The Apple Store. Wow.

May 31st, 2005 by joel

I headed over to the flagship Apple store today on Market St., eager to catch a presentation of the Bay Area Photobloggers. After 5 minutes of confusion upon my arrival, I realized what you probably noticed if you followed any of these links–I was two weeks early.

The strange part was that I couldn’t leave the store. It is brilliantly designed to tempt you to touch and play with all of their products (and people were–in some cases, lining up to try them!) There is no ugly inventory in view nor security gates and cash registers blocking the exits–just products (computers, laptops, iPods, iPod speakers, printers, etc) and Apple “geniuses” (in addition to those roaming the floor downstairs, upstairs is a “genius bar”, where people line up to talk to a dozen or more friendly Apple experts, and a small open theater–complete with theater-style seats–where they were giving a free class).

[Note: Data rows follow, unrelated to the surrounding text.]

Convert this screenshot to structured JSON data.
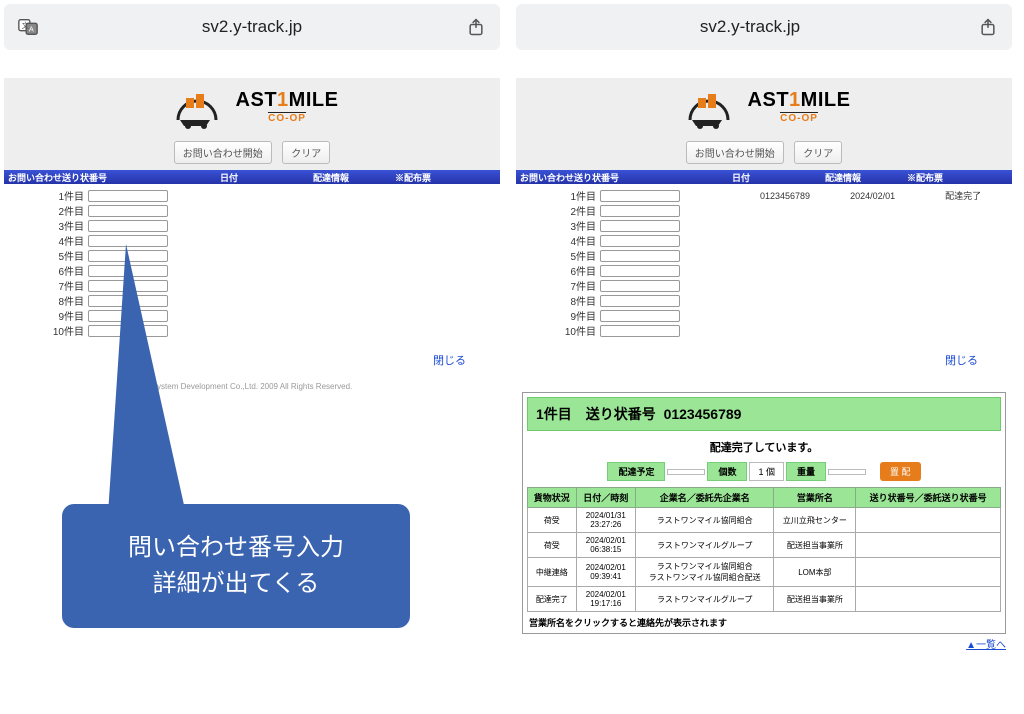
{
  "url": "sv2.y-track.jp",
  "logo": {
    "main_a": "AST",
    "main_1": "1",
    "main_b": "MILE",
    "sub": "CO-OP"
  },
  "buttons": {
    "start": "お問い合わせ開始",
    "clear": "クリア"
  },
  "headers": {
    "h1": "お問い合わせ送り状番号",
    "h2": "日付",
    "h3": "配達情報",
    "h4": "※配布票"
  },
  "rows": {
    "labels": [
      "1件目",
      "2件目",
      "3件目",
      "4件目",
      "5件目",
      "6件目",
      "7件目",
      "8件目",
      "9件目",
      "10件目"
    ],
    "filled": {
      "num": "0123456789",
      "date": "2024/02/01",
      "status": "配達完了"
    }
  },
  "close": "閉じる",
  "copyright": "System Development Co.,Ltd. 2009 All Rights Reserved.",
  "callout": {
    "l1": "問い合わせ番号入力",
    "l2": "詳細が出てくる"
  },
  "detail": {
    "title_prefix": "1件目　送り状番号",
    "title_num": "0123456789",
    "status": "配達完了しています。",
    "mini": {
      "yotei": "配達予定",
      "yotei_v": "",
      "kosu": "個数",
      "kosu_v": "1 個",
      "juryo": "重量",
      "juryo_v": "",
      "place": "置 配"
    },
    "thead": [
      "貨物状況",
      "日付／時刻",
      "企業名／委託先企業名",
      "営業所名",
      "送り状番号／委託送り状番号"
    ],
    "tbody": [
      {
        "s": "荷受",
        "dt": "2024/01/31\n23:27:26",
        "co": "ラストワンマイル協同組合",
        "of": "立川立飛センター",
        "no": ""
      },
      {
        "s": "荷受",
        "dt": "2024/02/01\n06:38:15",
        "co": "ラストワンマイルグループ",
        "of": "配送担当事業所",
        "no": ""
      },
      {
        "s": "中継連絡",
        "dt": "2024/02/01\n09:39:41",
        "co": "ラストワンマイル協同組合\nラストワンマイル協同組合配送",
        "of": "LOM本部",
        "no": ""
      },
      {
        "s": "配達完了",
        "dt": "2024/02/01\n19:17:16",
        "co": "ラストワンマイルグループ",
        "of": "配送担当事業所",
        "no": ""
      }
    ],
    "note": "営業所名をクリックすると連絡先が表示されます",
    "list_link": "▲一覧へ"
  }
}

And the products weren’t just there in their stupid “fresh out of the box” (useless) state. They were neatly organized around activities (movies, music, work, etc.) and filled with content: the iPods had songs and pictures, the laptop address books had names, iMovie had video clips in it. I was editing movies, flipping through pictures, comparing the sound from iPod speaker docks. A friendly Apple Genius even set up a video chat for me with a laptop across the room so I could see if looked as good as it did when Jobs demo’ed it (it did, though it was just the local network).

It’s really a minor miracle that I didn’t walk out of there with anything. Truth be told, the only reason I didn’t was because I had read earlier today a rumor that we would soon see 2GB iPod shuffles, so I decided to wait. I’m not sure that I’ll last, though, if I stumble into that store again.

I hope other retailers are learning from Apple (I hear that Sony has a similar style store, too, so I’ll have to check that out). The Apple stores have been a huge success where others (e.g. the Gateway stores) have failed. As with everything else they do, Apple really thought about the entire experience for “users” of the store and brilliantly designed every aspect of it. It’s a toy store for yuppies (and I learned at an Apple presentation in Cupertino in January that the numbers verify that the stores have offered phenomenal ROI). I wonder how much better a Best Buy or Circuit City would perform if they were a bit smarter about their retail experience.

Kudos to Apple for this great business move.